Depuis que le drapeau rouge a été abaissé sur le Kremlin le 25 décembre 1991, les responsables russes se contredisent sur la question de savoir si leurs déclarations publiques visent à fidéliser leurs amis ou à convaincre leurs ennemis. Jusqu’à ce que Poutine autorise le début de la bataille décisive sur le champ de bataille ukrainien – baptisée par un diminutif, l’Opération militaire spéciale (SVO en russe) – les contradictions étaient évidentes. Elles ont encouragé la confiance des ennemis de la Russie à continuer de s’intensifier.
Dans la guerre actuelle, tout comme les militaires apprennent à se défendre et à attaquer avec les nouveaux drones et les armes hypersoniques, le commandement politique apprend à se défendre et à attaquer avec les nouvelles armes de l’information ; celles-ci incluent le piratage informatique, la falsification, le journalisme dit open source, les tweets et les podcasts.
Lors d’un test récent utilisant l’outil d’intelligence artificielle ChatGPT sur la manière dont ces armes de guerre de l’information sont utilisées au combat, ChatGPT a été invité à identifier cinq ensembles de hashtags Twitter (X) représentant des opinions politiques ou stratégiques diamétralement opposées sur le contrôle des armes à feu, le réchauffement climatique, l’immigration, les soins de santé et la justice sociale ; puis à mesurer la fréquence à laquelle les tweets sur un hashtag ont persuadé les lecteurs d’accepter les arguments de l’autre camp et de changer de préférences d’un hashtag à son adversaire.ChatGPT a répondu que Twitter gardait la réponse secrète en retenant les données.
Source: https://johnhelmer.net/Ensuite, en se concentrant sur la guerre en Ukraine, ChatGPT a répertorié les comptes Twitter les plus populaires en fonction du nombre de leurs abonnés.
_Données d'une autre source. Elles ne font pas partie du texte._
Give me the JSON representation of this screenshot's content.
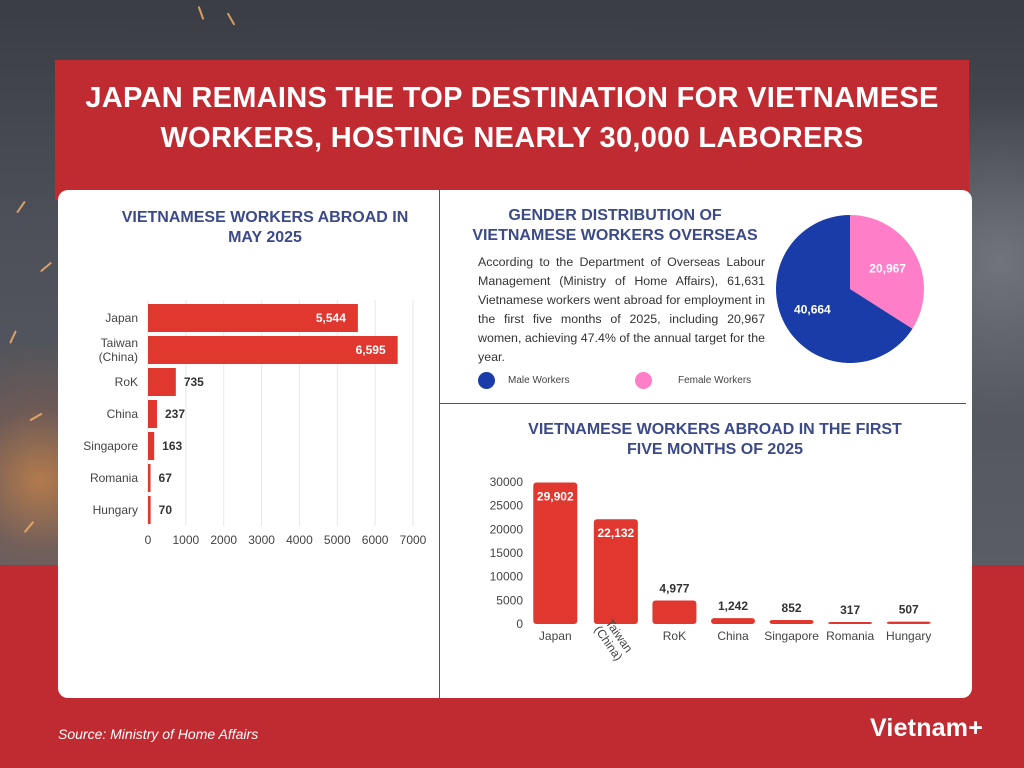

Il s’est avéré qu’il s’agissait de toutes les opérations du gouvernement ukrainien dominées par le flux Twitter de Vladimir Zelensky. Invité à énumérer les comptes Twitter les plus populaires pour le contenu lié à la Russie, ChatGBP a indiqué que les 10 premiers provenaient tous de sources étatiques, en tête desquelles se trouvaient RT, Sputnik, le ministère russe des Affaires étrangères et le Kremlin.
ChatGPT n’a pas pu mesurer les recoupements entre les deux listes. Au lieu de cela, il a conclu qu’il n’y en avait pas : « La couverture de la guerre en Ukraine sur Twitter est principalement pro-Ukraine. Selon une analyse complète, environ 96,6 % des tweets liés à la guerre en Ukraine exprimaient des sentiments pro-ukrainiens. Cela comprend un volume substantiel de tweets, retweets et réponses soutenant la cause de l’Ukraine, avec plus de 9,8 millions de messages provenant de plus de 2 millions d’utilisateurs identifiés comme pro-Ukraine. En revanche, le contenu pro-russe constituait une proportion beaucoup plus faible. Plus précisément, environ 3,4 % de la couverture était pro-russe, sur la base d’un ensemble de données d’environ 349 455 messages provenant de 132 131 utilisateurs. Cette disparité met en évidence la domination significative des récits pro-ukrainiens sur Twitter. Ce déséquilibre reflète le soutien international plus large à l’Ukraine et l’utilisation intensive des médias sociaux par les responsables ukrainiens et leurs partisans pour obtenir un soutien mondial et contrer les récits russes. »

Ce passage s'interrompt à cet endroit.